Stop trying to re-invent statistics. Use a box and whisker plot of latency. You ...

scott_s · on Oct 11, 2018

I've recently grown to like violin plots for latency (https://en.wikipedia.org/wiki/Violin_plot). I've also added 99%ile tick marks, which with the already present median mark, gives a relatively full picture of latency that is easily digestible.

vlovich123 · on Oct 11, 2018

Mathematics is not something handed down by the gods. It's possible to encounter not just completely new problems, but also limitations to existing methods for solving a known problem.

In this particular case the challenge is aggregating statistics from a very large fleet & having automated alarms. Visualization tools don't help with any of that. More specifically, the reporting tools out there apparently have a very common & persistent flaw of reporting an average of percentiles across agents which is a statistically meaningless metric. It makes no difference how you visualize it - the data is bunk.
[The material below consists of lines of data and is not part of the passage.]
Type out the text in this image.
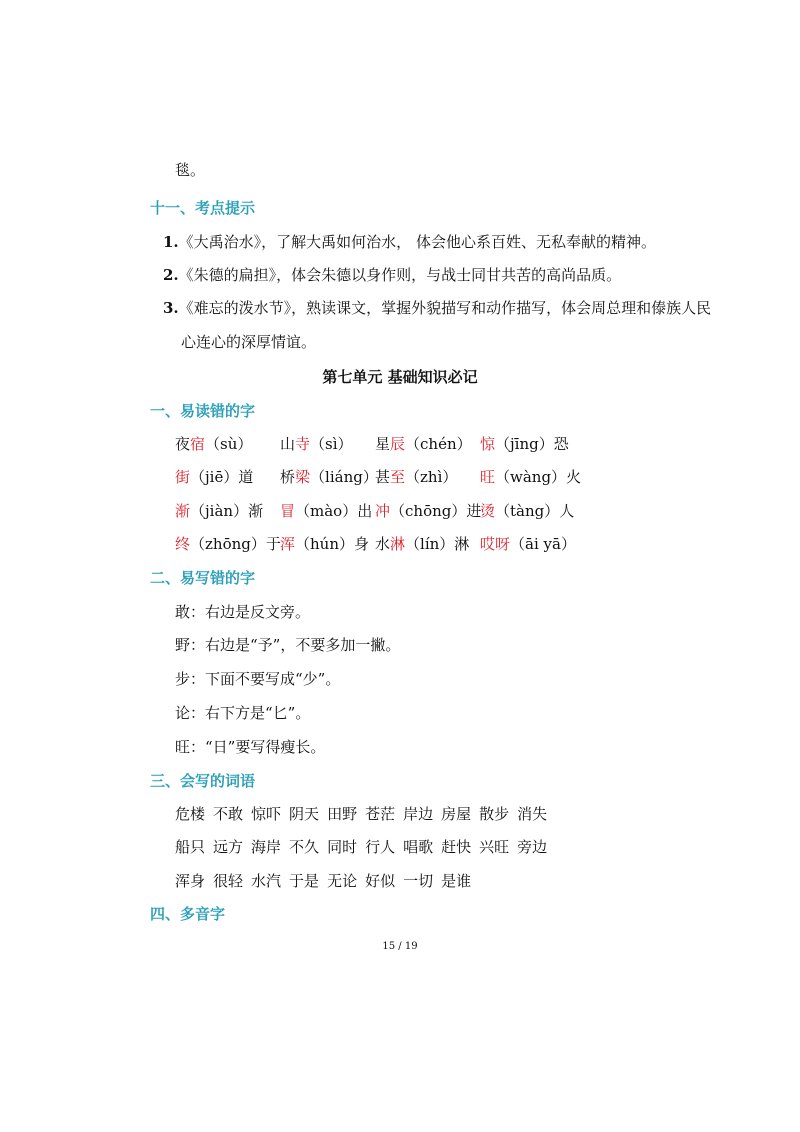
毯。
十一、考点提示
1.《大禹治水》，了解大禹如何治水， 体会他心系百姓、无私奉献的精神。
2.《朱德的扁担》，体会朱德以身作则，与战士同甘共苦的高尚品质。
3.《难忘的泼水节》，熟读课文，掌握外貌描写和动作描写，体会周总理和傣族人民
心连心的深厚情谊。
第七单元 基础知识必记
一、易读错的字
夜宿（sù） 山寺（sì） 星辰（chén） 惊（jīng）恐
街（jiē）道 桥梁（liáng）
甚至（zhì） 旺（wàng）火
渐（jiàn）渐 冒（mào）出 冲（chōng）进
烫（tàng）人
终（zhōng）于 浑（hún）身 水淋（lín）淋 哎呀（āi yā）
二、易写错的字
敢：右边是反文旁。
野：右边是“予”，不要多加一撇。
步：下面不要写成“少”。
论：右下方是“匕”。
旺：“日”要写得瘦长。
三、会写的词语
危楼 不敢 惊吓 阴天 田野 苍茫 岸边 房屋 散步 消失
船只 远方 海岸 不久 同时 行人 唱歌 赶快 兴旺 旁边
浑身 很轻 水汽 于是 无论 好似 一切 是谁
四、多音字
15 / 19
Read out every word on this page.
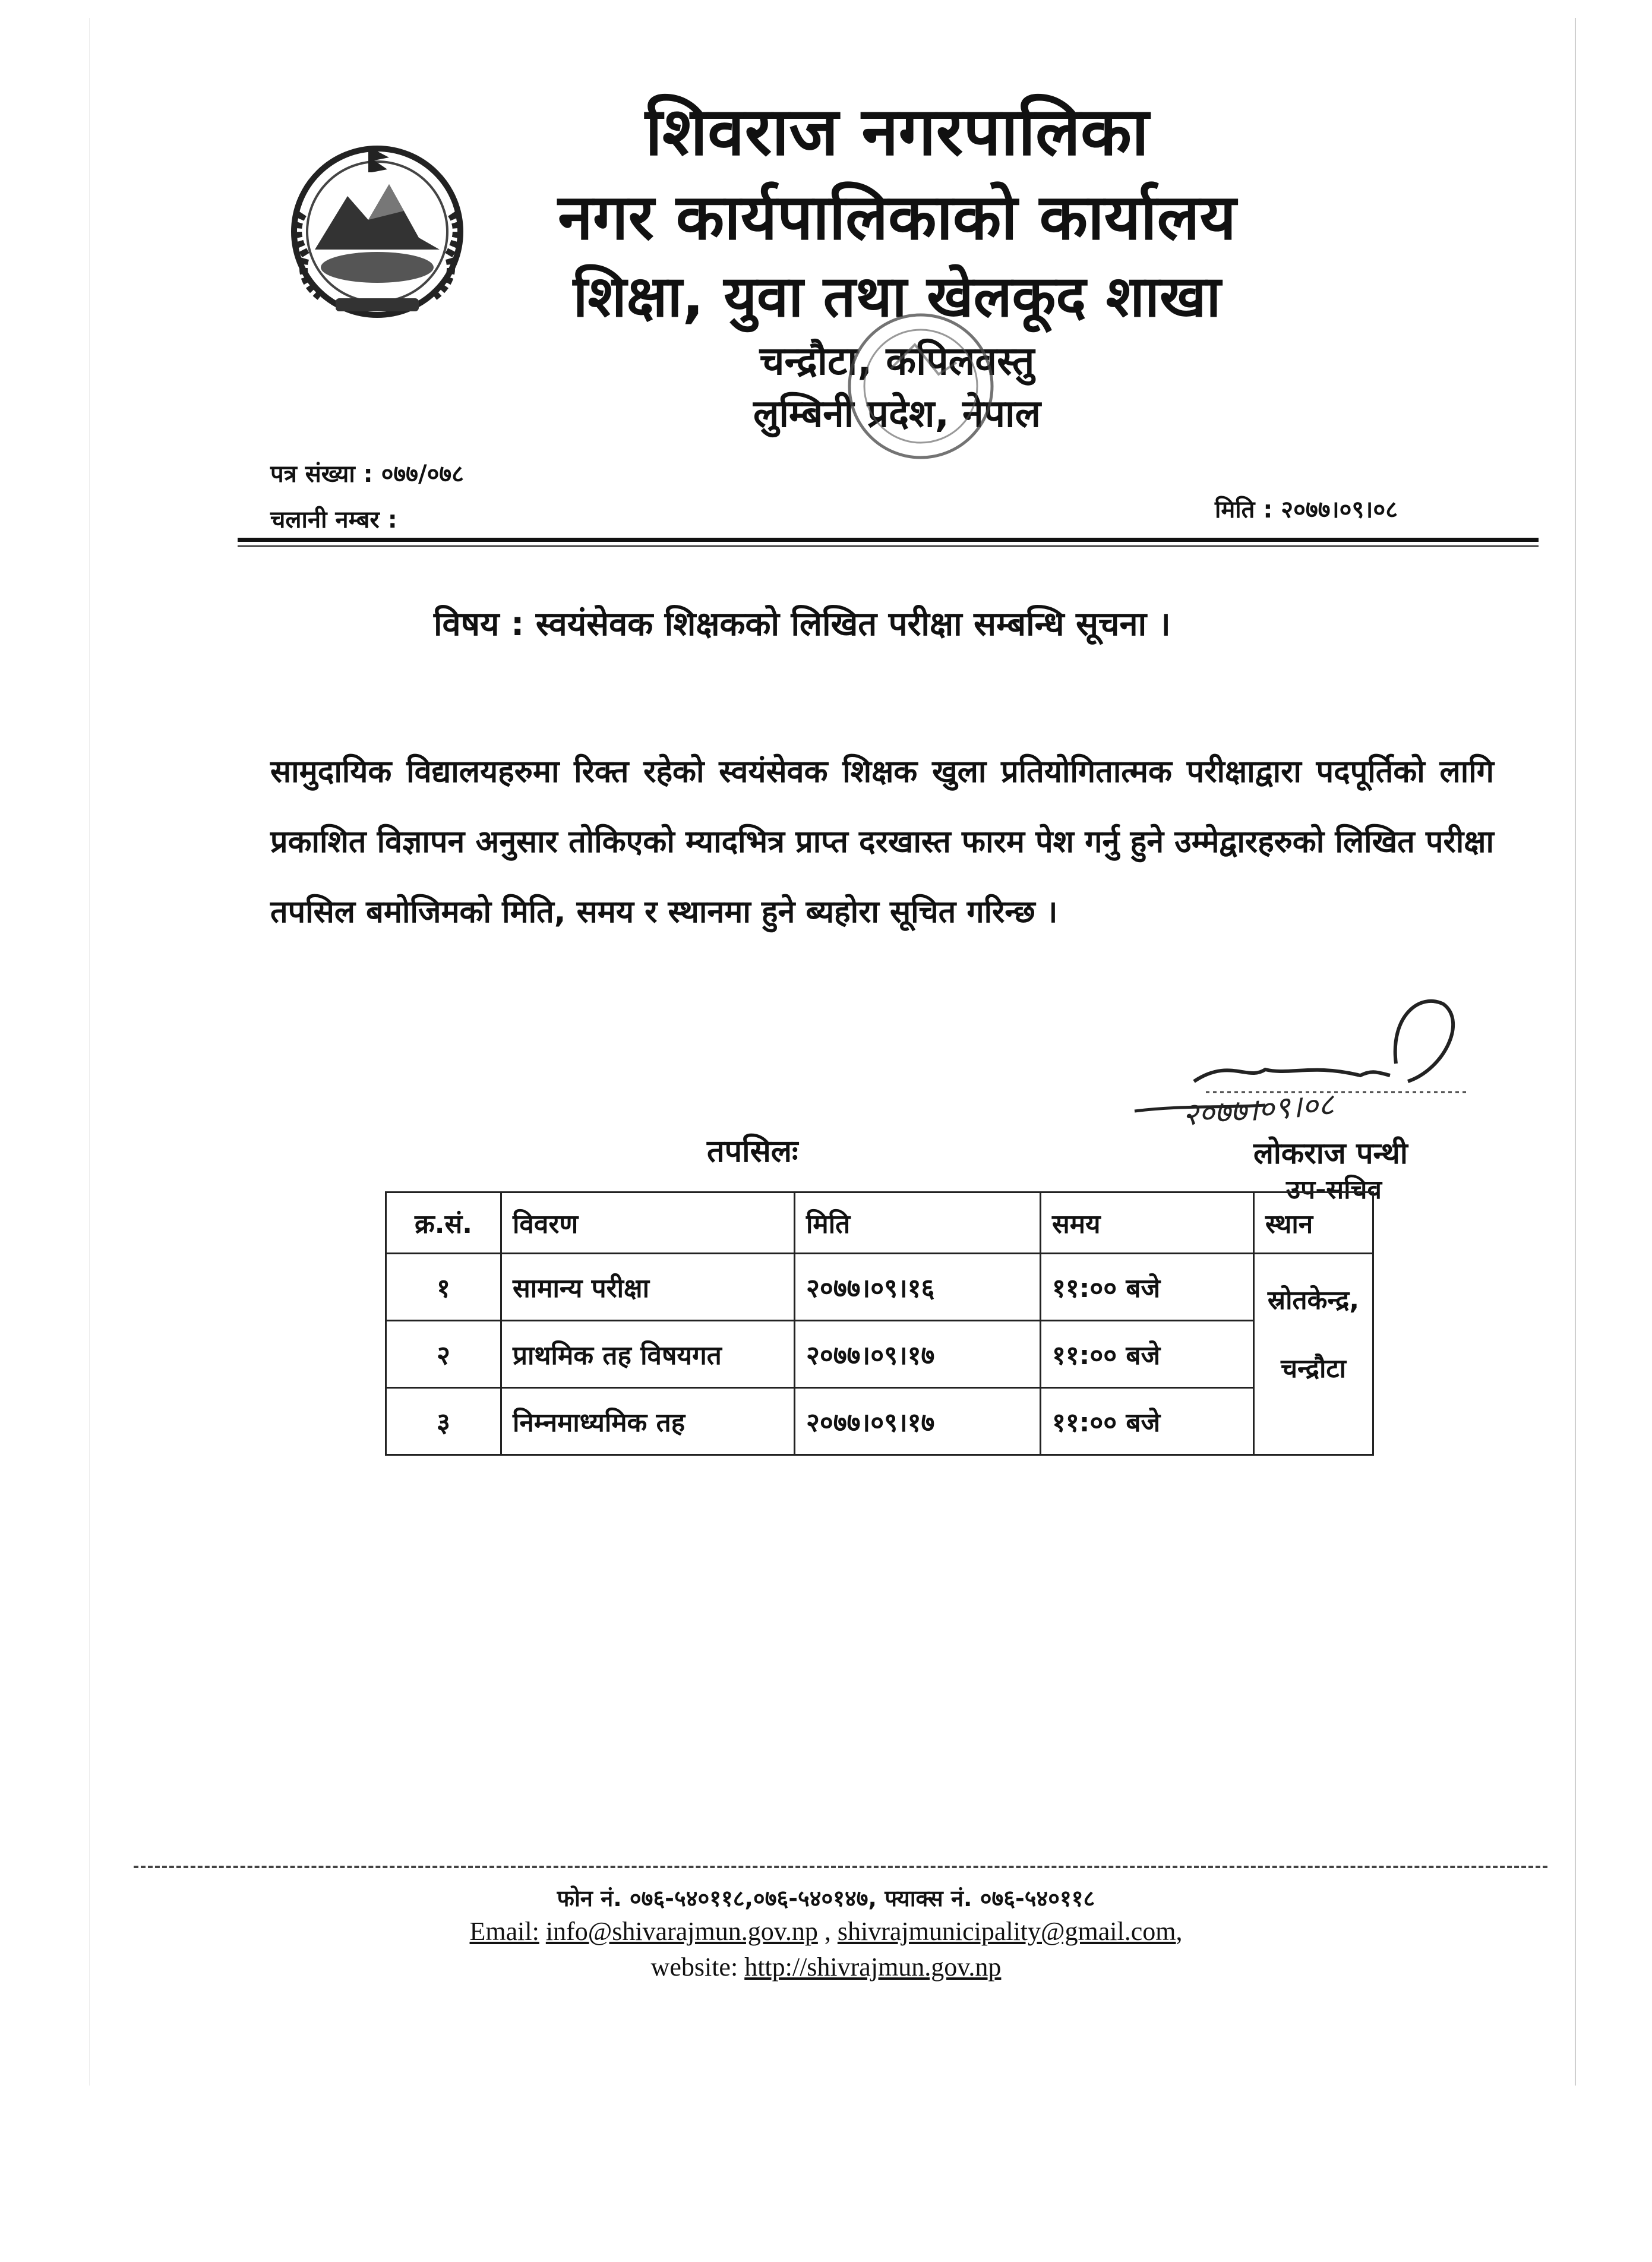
शिवराज नगरपालिका
नगर कार्यपालिकाको कार्यालय
शिक्षा, युवा तथा खेलकूद शाखा
चन्द्रौटा, कपिलवस्तु
लुम्बिनी प्रदेश, नेपाल
पत्र संख्या : ०७७/०७८
चलानी नम्बर :	मिति : २०७७।०९।०८
विषय : स्वयंसेवक शिक्षकको लिखित परीक्षा सम्बन्धि सूचना ।
सामुदायिक विद्यालयहरुमा रिक्त रहेको स्वयंसेवक शिक्षक खुला प्रतियोगितात्मक परीक्षाद्वारा पदपूर्तिको लागि प्रकाशित विज्ञापन अनुसार तोकिएको म्यादभित्र प्राप्त दरखास्त फारम पेश गर्नु हुने उम्मेद्वारहरुको लिखित परीक्षा तपसिल बमोजिमको मिति, समय र स्थानमा हुने ब्यहोरा सूचित गरिन्छ ।
२०७७।०९।०८
लोकराज पन्थी
उप-सचिव
तपसिलः
क्र.सं.	विवरण	मिति	समय	स्थान
१	सामान्य परीक्षा	२०७७।०९।१६	११:०० बजे	स्रोतकेन्द्र,
चन्द्रौटा

२	प्राथमिक तह विषयगत	२०७७।०९।१७	११:०० बजे	
३	निम्नमाध्यमिक तह	२०७७।०९।१७	११:०० बजे	
फोन नं. ०७६-५४०११८,०७६-५४०१४७, फ्याक्स नं. ०७६-५४०११८
Email: info@shivarajmun.gov.np , shivrajmunicipality@gmail.com,
website: http://shivrajmun.gov.np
This article flips it so that agents simply report how many requests they got & how many exceeded the required threshold. This lets them report the percentage of users having a worse experience than the desired SLA. You can also build reliable tools on top of this metric. It's not a universal solution but it's a neat trick to maintain the performance properties of not needing to pull full logs from all agents & still have a meaningful representation of the latency of your users.